ML Agents lots of zero observations

I am building an AI for a 2-4 player board game, but want to use the same brain for anywhere from 2 to 4 players. Because of this, if there is only 2 players, for example, all the data about the missing 2 players would just be fed to MakeObservations as just a bunch of zeroes (or negative ones or something). Is this okay to do?

Depends on what you mean by “ok”- You can do this and Unity/ML-Agents wont complain but your results will not be good.

Without any further information i cannot really tell you how to approach this but it sounds to me that you should read more into how to properly design states for Reinforcement Learning agents. If you


Because with your current approach your “AI” would not be able to transfer a move learned in a game with 2 players to a game with 4 players as the states would be completely different. This basically means that you’d have to train the same behaviour 3 times at which point it’d be more efficient to train 3 separate brains.

Or take it from a different view: If you have N states per player and you train a Brain with 4N where 2N states are always zero then you could be (about) twice as fast in your learning process by cutting the unneeded states.

What you can do to work around such things is to (for example) rework some states like:
“Is player 1 closer than X to me?”/“Is player 2 closer than X to me?”/“Is player 3 closer than X to me?” into “Is Any player closer than X to me?” with a second state: “How many players are closer than X to me?”
This way you can give a similar information to the agent while gaining independence of the player count.

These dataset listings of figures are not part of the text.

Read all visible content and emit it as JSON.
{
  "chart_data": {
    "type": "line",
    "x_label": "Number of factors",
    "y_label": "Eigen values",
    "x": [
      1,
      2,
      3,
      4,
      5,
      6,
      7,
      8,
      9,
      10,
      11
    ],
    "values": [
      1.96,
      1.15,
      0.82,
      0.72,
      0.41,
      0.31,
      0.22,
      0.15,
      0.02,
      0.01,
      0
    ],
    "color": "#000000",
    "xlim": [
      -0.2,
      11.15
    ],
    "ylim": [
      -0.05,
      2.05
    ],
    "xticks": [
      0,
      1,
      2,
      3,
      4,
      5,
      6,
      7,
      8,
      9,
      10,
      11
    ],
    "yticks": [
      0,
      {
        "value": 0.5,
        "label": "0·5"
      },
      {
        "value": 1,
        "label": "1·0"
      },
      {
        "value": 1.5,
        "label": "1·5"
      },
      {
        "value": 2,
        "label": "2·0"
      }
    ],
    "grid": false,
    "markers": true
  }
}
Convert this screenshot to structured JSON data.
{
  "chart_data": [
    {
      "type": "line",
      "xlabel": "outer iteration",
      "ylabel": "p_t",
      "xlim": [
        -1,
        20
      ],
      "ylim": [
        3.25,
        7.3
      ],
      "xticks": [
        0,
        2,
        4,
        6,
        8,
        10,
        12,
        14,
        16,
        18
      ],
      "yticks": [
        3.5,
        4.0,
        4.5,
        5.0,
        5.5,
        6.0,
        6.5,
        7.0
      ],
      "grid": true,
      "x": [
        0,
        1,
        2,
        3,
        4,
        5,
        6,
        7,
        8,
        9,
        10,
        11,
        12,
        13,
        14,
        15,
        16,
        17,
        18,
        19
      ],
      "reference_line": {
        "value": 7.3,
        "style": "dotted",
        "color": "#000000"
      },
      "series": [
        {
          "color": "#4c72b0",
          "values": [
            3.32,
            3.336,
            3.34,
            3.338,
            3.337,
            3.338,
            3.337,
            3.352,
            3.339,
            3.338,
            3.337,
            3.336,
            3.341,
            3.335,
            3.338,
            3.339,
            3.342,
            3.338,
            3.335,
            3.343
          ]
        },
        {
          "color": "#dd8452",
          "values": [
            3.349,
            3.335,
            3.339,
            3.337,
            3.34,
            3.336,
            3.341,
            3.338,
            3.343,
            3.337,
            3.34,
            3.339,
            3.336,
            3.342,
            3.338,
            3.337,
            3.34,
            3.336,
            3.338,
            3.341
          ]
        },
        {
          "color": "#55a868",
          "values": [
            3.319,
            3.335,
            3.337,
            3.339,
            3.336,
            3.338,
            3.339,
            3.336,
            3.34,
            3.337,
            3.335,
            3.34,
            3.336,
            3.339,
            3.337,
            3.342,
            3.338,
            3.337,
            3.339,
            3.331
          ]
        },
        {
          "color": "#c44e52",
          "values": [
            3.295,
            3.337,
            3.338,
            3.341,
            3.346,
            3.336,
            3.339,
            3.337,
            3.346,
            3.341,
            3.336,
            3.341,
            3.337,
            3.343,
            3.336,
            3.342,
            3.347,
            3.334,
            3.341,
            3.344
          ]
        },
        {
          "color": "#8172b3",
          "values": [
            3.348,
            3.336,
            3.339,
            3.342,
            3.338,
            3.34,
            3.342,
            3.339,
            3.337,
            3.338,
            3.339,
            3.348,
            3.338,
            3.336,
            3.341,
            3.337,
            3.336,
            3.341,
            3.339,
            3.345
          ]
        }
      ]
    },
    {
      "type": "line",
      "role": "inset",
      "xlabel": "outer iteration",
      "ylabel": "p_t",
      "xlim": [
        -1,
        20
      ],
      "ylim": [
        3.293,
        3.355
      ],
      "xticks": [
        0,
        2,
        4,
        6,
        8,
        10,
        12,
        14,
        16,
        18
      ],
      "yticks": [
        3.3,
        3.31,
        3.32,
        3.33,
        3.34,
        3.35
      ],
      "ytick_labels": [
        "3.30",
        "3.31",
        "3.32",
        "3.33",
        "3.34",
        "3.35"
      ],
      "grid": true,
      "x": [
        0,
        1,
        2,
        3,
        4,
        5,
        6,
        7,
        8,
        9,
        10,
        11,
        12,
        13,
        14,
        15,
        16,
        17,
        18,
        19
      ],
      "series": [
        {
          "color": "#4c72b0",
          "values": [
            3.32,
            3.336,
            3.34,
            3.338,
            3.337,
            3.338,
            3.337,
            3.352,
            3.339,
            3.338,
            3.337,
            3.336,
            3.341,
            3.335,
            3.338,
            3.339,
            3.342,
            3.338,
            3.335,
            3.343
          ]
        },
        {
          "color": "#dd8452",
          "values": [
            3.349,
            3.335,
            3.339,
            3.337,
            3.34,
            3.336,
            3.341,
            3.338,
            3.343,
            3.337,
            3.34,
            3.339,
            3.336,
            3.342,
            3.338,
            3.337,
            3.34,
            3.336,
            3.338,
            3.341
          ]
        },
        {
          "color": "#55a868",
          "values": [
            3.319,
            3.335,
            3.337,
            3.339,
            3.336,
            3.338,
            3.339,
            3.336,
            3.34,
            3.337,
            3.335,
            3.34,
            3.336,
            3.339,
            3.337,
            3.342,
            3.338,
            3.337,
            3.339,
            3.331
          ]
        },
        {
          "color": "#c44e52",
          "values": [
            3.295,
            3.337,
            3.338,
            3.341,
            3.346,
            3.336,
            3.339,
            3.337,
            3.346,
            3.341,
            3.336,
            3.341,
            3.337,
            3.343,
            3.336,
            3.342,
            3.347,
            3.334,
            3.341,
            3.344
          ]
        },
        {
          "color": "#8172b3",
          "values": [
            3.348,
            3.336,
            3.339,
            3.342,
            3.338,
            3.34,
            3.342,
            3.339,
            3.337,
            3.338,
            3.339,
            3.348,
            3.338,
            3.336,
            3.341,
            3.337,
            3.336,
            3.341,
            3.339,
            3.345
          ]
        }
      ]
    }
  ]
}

This abstrahation process is not easy. Take your time to do this right as it will save you a lot of trouble later down the road.

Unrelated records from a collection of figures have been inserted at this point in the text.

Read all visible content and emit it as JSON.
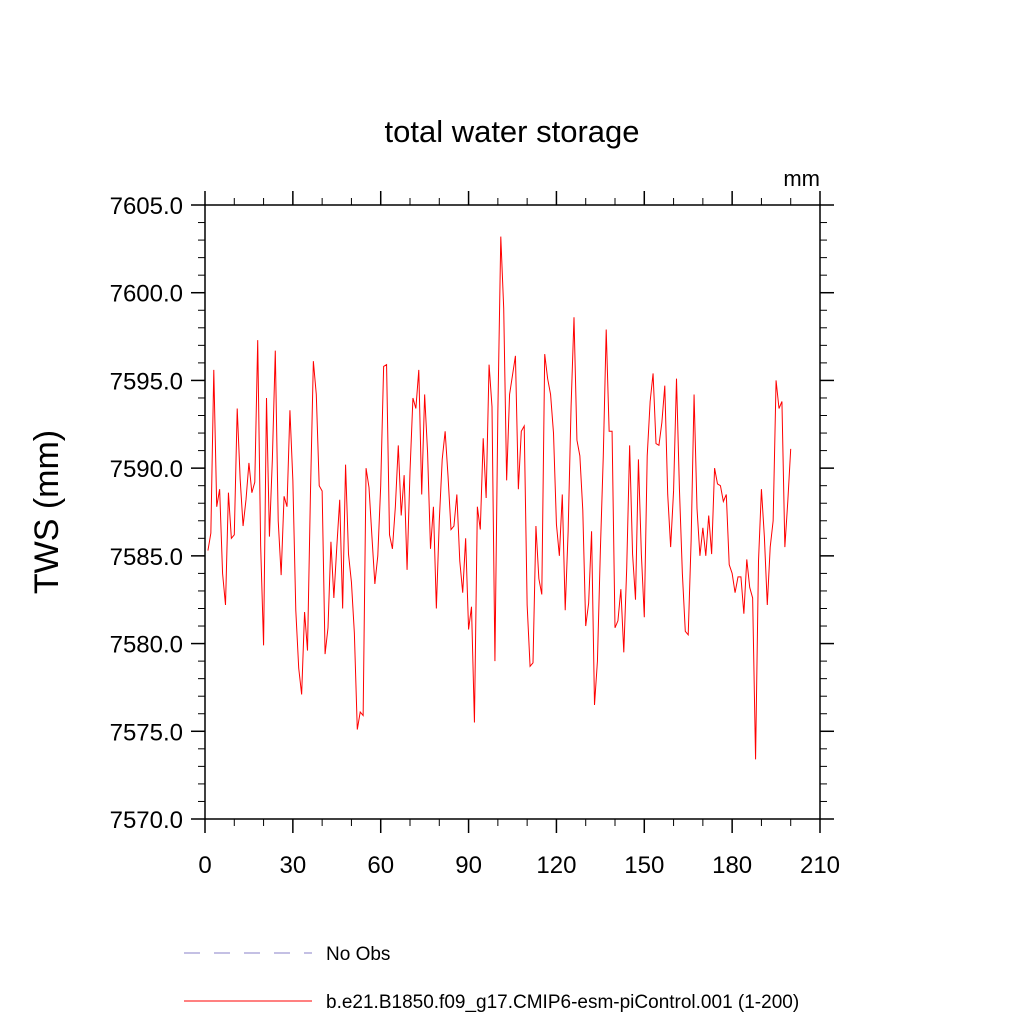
{
  "chart_data": {
    "type": "line",
    "title": "total water storage",
    "units_label": "mm",
    "xlabel": "",
    "ylabel": "TWS  (mm)",
    "xlim": [
      0,
      210
    ],
    "ylim": [
      7570,
      7605
    ],
    "x_ticks": [
      0,
      30,
      60,
      90,
      120,
      150,
      180,
      210
    ],
    "x_tick_labels": [
      "0",
      "30",
      "60",
      "90",
      "120",
      "150",
      "180",
      "210"
    ],
    "y_ticks": [
      7570,
      7575,
      7580,
      7585,
      7590,
      7595,
      7600,
      7605
    ],
    "y_tick_labels": [
      "7570.0",
      "7575.0",
      "7580.0",
      "7585.0",
      "7590.0",
      "7595.0",
      "7600.0",
      "7605.0"
    ],
    "grid": false,
    "legend": [
      {
        "label": "No Obs",
        "style": "dashed",
        "color": "#8a82c8"
      },
      {
        "label": "b.e21.B1850.f09_g17.CMIP6-esm-piControl.001 (1-200)",
        "style": "solid",
        "color": "#ff0000"
      }
    ],
    "series": [
      {
        "name": "b.e21.B1850.f09_g17.CMIP6-esm-piControl.001 (1-200)",
        "color": "#ff0000",
        "x_start": 1,
        "values": [
          7585.3,
          7586.3,
          7595.6,
          7587.8,
          7588.8,
          7584.0,
          7582.2,
          7588.6,
          7586.0,
          7586.2,
          7593.4,
          7589.4,
          7586.7,
          7588.2,
          7590.3,
          7588.6,
          7589.2,
          7597.3,
          7585.6,
          7579.9,
          7594.0,
          7586.1,
          7590.5,
          7596.7,
          7587.0,
          7583.9,
          7588.4,
          7587.8,
          7593.3,
          7589.3,
          7581.9,
          7578.6,
          7577.1,
          7581.8,
          7579.6,
          7588.5,
          7596.1,
          7594.2,
          7589.0,
          7588.7,
          7579.4,
          7580.9,
          7585.8,
          7582.6,
          7585.5,
          7588.2,
          7582.0,
          7590.2,
          7585.1,
          7583.5,
          7580.6,
          7575.1,
          7576.1,
          7575.9,
          7590.0,
          7588.9,
          7586.1,
          7583.4,
          7585.0,
          7589.0,
          7595.8,
          7595.9,
          7586.2,
          7585.4,
          7587.8,
          7591.3,
          7587.3,
          7589.6,
          7584.2,
          7589.8,
          7594.0,
          7593.4,
          7595.6,
          7588.5,
          7594.2,
          7590.9,
          7585.4,
          7587.8,
          7582.0,
          7587.0,
          7590.5,
          7592.1,
          7589.5,
          7586.5,
          7586.7,
          7588.5,
          7584.7,
          7582.9,
          7586.0,
          7580.8,
          7582.1,
          7575.5,
          7587.8,
          7586.5,
          7591.7,
          7588.3,
          7595.9,
          7593.5,
          7579.0,
          7593.2,
          7603.2,
          7599.1,
          7589.3,
          7594.2,
          7595.3,
          7596.4,
          7588.8,
          7592.1,
          7592.4,
          7582.2,
          7578.7,
          7578.9,
          7586.7,
          7583.7,
          7582.8,
          7596.5,
          7595.1,
          7594.2,
          7592.0,
          7586.8,
          7585.0,
          7588.5,
          7581.9,
          7586.4,
          7593.5,
          7598.6,
          7591.6,
          7590.7,
          7587.6,
          7581.0,
          7582.3,
          7586.4,
          7576.5,
          7579.0,
          7585.3,
          7590.7,
          7597.9,
          7592.1,
          7592.1,
          7580.9,
          7581.3,
          7583.1,
          7579.5,
          7584.3,
          7591.3,
          7585.1,
          7582.5,
          7590.5,
          7585.1,
          7581.5,
          7590.7,
          7593.8,
          7595.4,
          7591.4,
          7591.3,
          7592.6,
          7594.7,
          7588.5,
          7585.5,
          7588.7,
          7595.1,
          7588.8,
          7584.0,
          7580.7,
          7580.5,
          7585.9,
          7594.2,
          7587.7,
          7585.0,
          7586.6,
          7585.0,
          7587.3,
          7585.1,
          7590.0,
          7589.1,
          7589.0,
          7588.1,
          7588.5,
          7584.5,
          7584.0,
          7582.9,
          7583.8,
          7583.8,
          7581.7,
          7584.8,
          7583.2,
          7582.6,
          7573.4,
          7584.7,
          7588.8,
          7586.1,
          7582.2,
          7585.5,
          7587.0,
          7595.0,
          7593.4,
          7593.8,
          7585.5,
          7588.1,
          7591.1
        ]
      }
    ]
  }
}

Okay so I think I actually came up with a better solution to this, although have yet to implement it. The proper way of doing this is to use the BufferSensor component. This allows for a variable number of observations, typically to be used when there are a variable number of entities in the scene that you want to keep track of. And order doesn’t typically matter, although I will be adding player number to each entity so that they know the order moves go in. And this is a perfect use-case, because I have a variable number of possible opponents, all with the same set of data. So yeah, the BufferSensor is the solution to this problem. I’m glad that I realized this as it will make implementing this a lot easier and cleaner!